Carlos Gomes descreveu em carta seu credo político: “Todos sabem que eu não tenho política, que não me meto em barulho (a não ser o da música), mas que como brasileiro-patriota tenho o direito de censurar ou aplaudir os atos e procedimentos de quem governa a nossa terra, do mesmo modo que qualquer politicote diletante da música está no direito de gostar ou não de minha música. Cada vez me convenço ainda mais de que a arte e os artistas de algum merecimento, todos reunidos, nada valem, em comparação a um só da política.” Problemas à vista. Aos quais se somavam as crises pessoais e financeiras por que passava na Itália. “Apesar da boa recepção de Condor, em 1891, o músico começava a se sentir desconfortável em Milão, pois era estrangeiro e não era visto com bons olhos pelos compositores italianos, que não queriam um selvagem de pele morena ocupando seu espaço,” conta a professora. Lorenzo Mammì lembra que o compositor daqueles anos era um homem dividido entre dois mundos: de um lado, a Itália, que significava glória, mas desgaste emocional e físico, bem como uma concorrência crescente. Do outro, o Brasil, onde as perspectivas eram limitadas e ele achava que seria tratado como herói e não teria rivais. Ledo engano.

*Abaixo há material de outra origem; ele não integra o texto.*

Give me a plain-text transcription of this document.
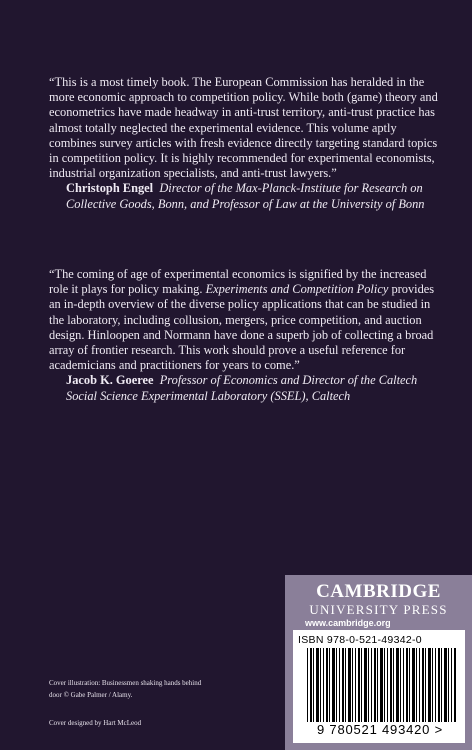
“This is a most timely book. The European Commission has heralded in the more economic approach to competition policy. While both (game) theory and econometrics have made headway in anti-trust territory, anti-trust practice has almost totally neglected the experimental evidence. This volume aptly combines survey articles with fresh evidence directly targeting standard topics in competition policy. It is highly recommended for experimental economists, industrial organization specialists, and anti-trust lawyers.”

Christoph Engel Director of the Max-Planck-Institute for Research on Collective Goods, Bonn, and Professor of Law at the University of Bonn

“The coming of age of experimental economics is signified by the increased role it plays for policy making. Experiments and Competition Policy provides an in-depth overview of the diverse policy applications that can be studied in the laboratory, including collusion, mergers, price competition, and auction design. Hinloopen and Normann have done a superb job of collecting a broad array of frontier research. This work should prove a useful reference for academicians and practitioners for years to come.”

Jacob K. Goeree Professor of Economics and Director of the Caltech Social Science Experimental Laboratory (SSEL), Caltech

Cover illustration: Businessmen shaking hands behind door © Gabe Palmer / Alamy.
Cover designed by Hart McLeod
CAMBRIDGE
UNIVERSITY PRESS
www.cambridge.org
ISBN 978-0-521-49342-0
9 780521 493420 >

“A frieza de uma resposta dessa ordem é de truncar o arrojo de um busca-pé na noite de São João! Pois um RAPAZ como eu pode ter tempo para esperar? Até quando? Até que a preguiça ou tamanduá vá subindo até apanhar o talo da embaúva?,” escreveu em 1893, após uma mal-sucedida tentativa de criar um conservatório musical em Campinas. Foi preterido em favor de Leopoldo Miguez, ligado aos republicanos, como diretor do Conservatório do Rio de Janeiro: “Lá não me querem nem para porteiro do conservatório,” lamentou o compositor, cada vez mais cheio de dívidas, envelhecido, com uma doença grave na língua, desempregado e tendo de cuidar de um filho tuberculoso. No fim da vida, em 1895, recebeu o convite para dirigir o Conservatório de Belém do Pará, onde morreu em 1896. “Em 1905 é inaugurado o monumento-túmulo no centro de Campinas, com a presença de autoridades da República. Esta estava consolidada e não havia razão para que Carlos Gomes fosse rejeitado. Ao contrário, era o exemplo de um brasileiro humilde que venceu no exterior,” observa Lenita. Durante o governo Vargas a figura (e não o músico) virou vulto da pátria. “No Museu Carlos Gomes em Campinas podem ser encontradas fotos em que corporações e políticos prestam homenagem a seu túmulo. Uma das mais curiosas é a de um grupo de integralistas perfilados, com a já idosa Anna Gomes, irmã do compositor, tendo ao fundo sua estátua portentosa.” Por fim chegou ao dial dos rádios, levado pela ditadura varguista, prática continuada na ditadura militar.

“Se há algo incompleto em sua vida, não é por não ter conseguido se ligar com a verdadeira natureza de sua nação. É, ao contrário, ter ficado inevitavelmente ligado a ela, sua situação histórica e seus limites,” analisa Mammì. Não sem razão, no fim da vida, observa Lenita, novamente Nhô Tonico escreve uma carta na qual fala de sua infância, da saudade dos cambuís floridos e das brincadeiras na rua das Casinhas, onde participava das procissões e, depois, com amigos, corria atrás do judas, quando não empinava papagaios por Campinas. Nem sonhava em ser herói.